それをもう、あれだけ、がちゃがちゃ大喜びして、単純明快な冒険活劇にしてるのが、私はもう、ひとごとながら、恥ずかしくってしかたがない。ほとんど在特会のプラカードと同じぐらいに恥ずかしい。
作りたくなる気持ちはわかるんですよ。多分、いやっていうほどに。そして、変に深刻に描いてしまうと、「じゃおまえたちのしたことは」とか言われてしまってボロが出るから、もうやるからには、私に言わせりゃ半狂乱のお祭り騒ぎの荒唐無稽な大芝居にしてしまうしかないっていうのもわかるのよ。電話のそばに人がいないの、飛行機が飛ぶ直前に面が割れそうになるの、何もかもが、嘘だろうって思うぐらいの、極彩色のドタバタで。

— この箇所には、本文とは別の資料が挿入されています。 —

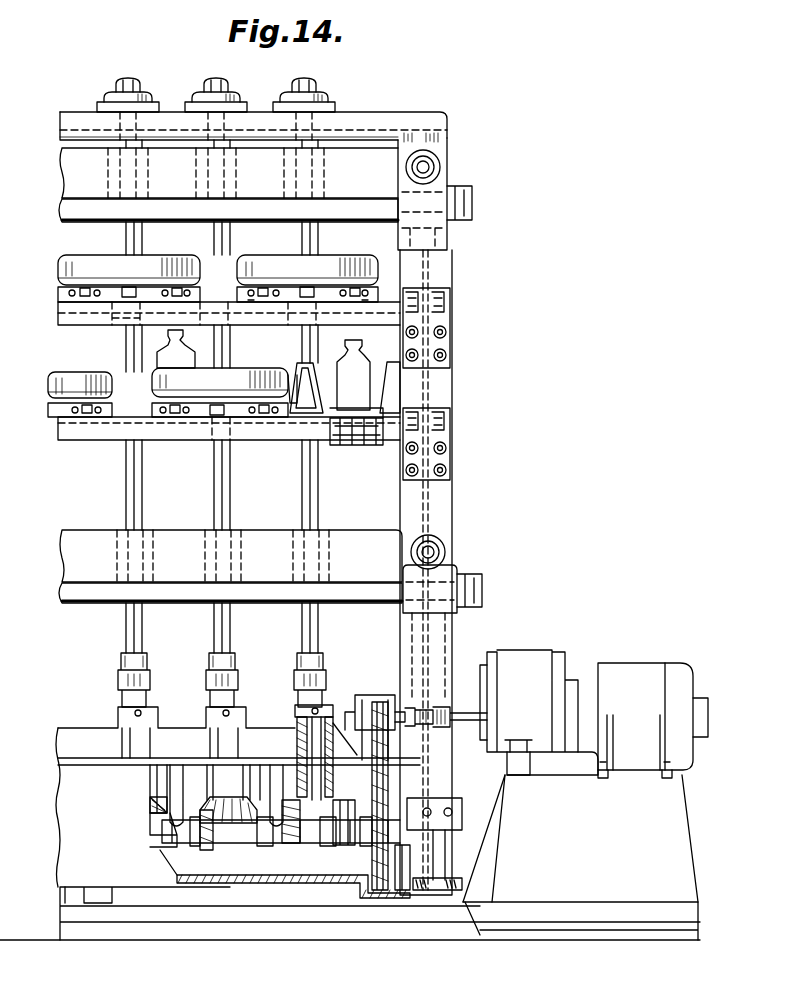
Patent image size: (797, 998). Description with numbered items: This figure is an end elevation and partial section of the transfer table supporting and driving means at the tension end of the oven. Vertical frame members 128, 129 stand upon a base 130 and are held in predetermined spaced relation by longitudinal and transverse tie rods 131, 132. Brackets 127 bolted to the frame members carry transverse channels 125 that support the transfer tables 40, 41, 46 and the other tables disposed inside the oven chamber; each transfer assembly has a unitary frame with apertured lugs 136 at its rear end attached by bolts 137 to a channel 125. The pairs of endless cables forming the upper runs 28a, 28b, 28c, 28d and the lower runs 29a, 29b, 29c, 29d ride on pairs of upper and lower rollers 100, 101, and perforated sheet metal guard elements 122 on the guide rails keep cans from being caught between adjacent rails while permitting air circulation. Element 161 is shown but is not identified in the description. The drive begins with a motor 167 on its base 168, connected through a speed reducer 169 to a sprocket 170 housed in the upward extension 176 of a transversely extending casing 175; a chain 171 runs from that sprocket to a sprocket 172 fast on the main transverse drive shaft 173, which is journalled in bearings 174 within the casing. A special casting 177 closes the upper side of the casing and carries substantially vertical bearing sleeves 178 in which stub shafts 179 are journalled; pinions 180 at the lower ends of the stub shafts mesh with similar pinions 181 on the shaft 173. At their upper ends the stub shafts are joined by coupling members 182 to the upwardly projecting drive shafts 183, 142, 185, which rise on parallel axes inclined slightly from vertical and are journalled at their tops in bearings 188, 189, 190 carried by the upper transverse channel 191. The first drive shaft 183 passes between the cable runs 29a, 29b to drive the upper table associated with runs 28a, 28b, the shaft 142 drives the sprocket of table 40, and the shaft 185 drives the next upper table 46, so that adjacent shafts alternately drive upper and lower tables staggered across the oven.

The bearing 190 is at (138, 100).
The bearing 189 is at (226, 100).
The bearing 188 is at (320, 100).
The upper transverse channel 191 is at (410, 124).
The longitudinal tie rod 131 is at (428, 167).
The transverse tie rod 132 is at (78, 208).
The bolt 137 is at (132, 292).
The transfer table 46 is at (155, 255).
The apertured lug 136 is at (304, 293).
The housing 161 is at (70, 272).
The cable run 28d is at (73, 298).
The cable run 28c is at (187, 298).
The cable run 28b is at (276, 298).
The cable run 28a is at (343, 298).
The transverse channel 125 is at (328, 300).
The transfer table 41 is at (72, 372).
The transfer table 40 is at (239, 372).
The cable run 29a is at (328, 395).
The cable run 29d is at (97, 415).
The cable run 29c is at (186, 415).
The cable run 29b is at (274, 415).
The upper roller 100 is at (345, 445).
The lower roller 101 is at (372, 445).
The bracket 127 is at (453, 318).
The vertical frame member 128 is at (436, 385).
The guard element 122 is at (400, 382).
The drive shaft 185 is at (128, 625).
The drive shaft 142 is at (216, 622).
The first drive shaft 183 is at (305, 620).
The coupling member 182 is at (120, 664).
The special casting 177 is at (172, 748).
The bearing sleeve 178 is at (295, 722).
The stub shaft 179 is at (297, 750).
The upward extension 176 is at (365, 700).
The sprocket 170 is at (380, 712).
The chain 171 is at (403, 792).
The vertical frame member 129 is at (450, 788).
The speed reducer 169 is at (532, 670).
The motor 167 is at (645, 676).
The base 168 is at (662, 815).
The pinion 180 is at (228, 823).
The pinion 181 is at (212, 846).
The bearing 174 is at (178, 850).
The casing 175 is at (222, 884).
The main transverse drive shaft 173 is at (330, 845).
The sprocket 172 is at (398, 872).
The base 130 is at (170, 918).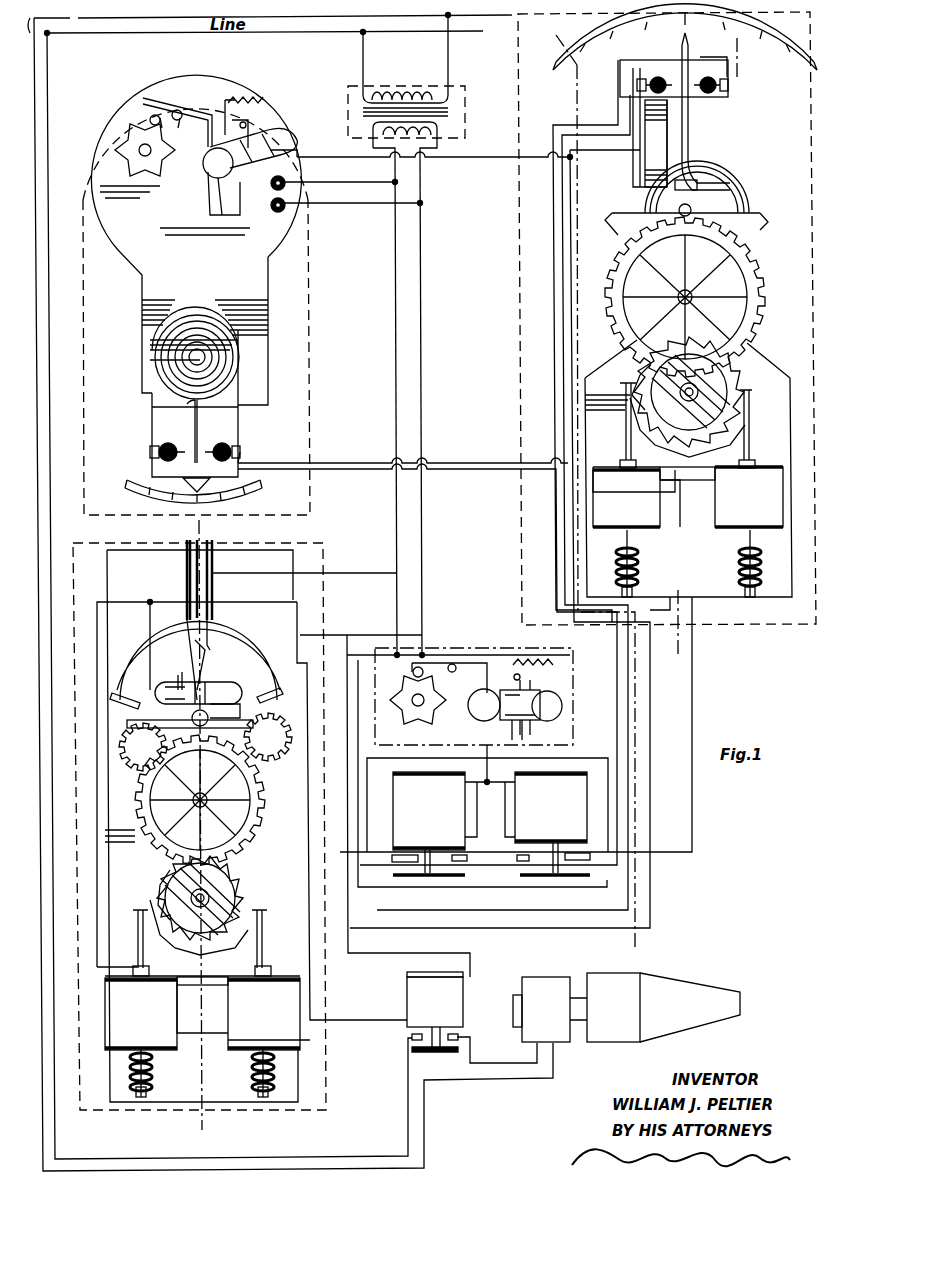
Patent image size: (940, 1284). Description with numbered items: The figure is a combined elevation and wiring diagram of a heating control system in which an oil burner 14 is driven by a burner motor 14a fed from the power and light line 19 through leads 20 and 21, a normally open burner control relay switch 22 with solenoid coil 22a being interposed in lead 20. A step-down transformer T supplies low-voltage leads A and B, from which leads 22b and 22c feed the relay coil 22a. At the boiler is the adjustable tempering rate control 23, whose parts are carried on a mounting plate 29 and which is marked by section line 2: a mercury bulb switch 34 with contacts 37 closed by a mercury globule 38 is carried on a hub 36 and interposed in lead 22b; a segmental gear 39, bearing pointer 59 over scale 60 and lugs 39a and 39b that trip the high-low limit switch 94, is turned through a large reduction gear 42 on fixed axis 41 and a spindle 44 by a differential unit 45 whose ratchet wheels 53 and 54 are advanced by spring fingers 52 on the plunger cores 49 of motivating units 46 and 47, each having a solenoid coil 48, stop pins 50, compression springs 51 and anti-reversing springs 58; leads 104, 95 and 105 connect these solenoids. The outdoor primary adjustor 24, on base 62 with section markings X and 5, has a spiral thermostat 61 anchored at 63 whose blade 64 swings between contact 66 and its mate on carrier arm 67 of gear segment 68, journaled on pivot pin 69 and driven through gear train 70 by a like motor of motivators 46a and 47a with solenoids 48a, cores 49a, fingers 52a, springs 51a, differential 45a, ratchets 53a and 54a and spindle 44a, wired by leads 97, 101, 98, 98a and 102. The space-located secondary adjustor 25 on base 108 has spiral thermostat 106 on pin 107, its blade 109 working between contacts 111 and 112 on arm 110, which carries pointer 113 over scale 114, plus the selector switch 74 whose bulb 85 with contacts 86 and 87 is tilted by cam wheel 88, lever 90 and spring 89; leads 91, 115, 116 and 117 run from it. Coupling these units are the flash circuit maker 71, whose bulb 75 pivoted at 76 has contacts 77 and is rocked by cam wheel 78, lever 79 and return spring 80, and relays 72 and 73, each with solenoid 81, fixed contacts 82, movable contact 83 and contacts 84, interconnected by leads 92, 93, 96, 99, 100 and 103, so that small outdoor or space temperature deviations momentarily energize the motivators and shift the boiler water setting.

◇作っちまったんだろうなあ、と見てて何度も思いました。賞をやっちまったんだろうなあ、とため息をつくしかありませんでした。それにしても、すべてが何という単純さ、わかりやすさ。何も伝わって来ないのは、まるでアフレックの顔を見てるようでした。
私はアメリカの健康さ、良心を信じてますけどね、今回のこの映画と受賞は、ほんとにただもう、やっちまったなあ、の一言しかありません(「おまけ」もあります)。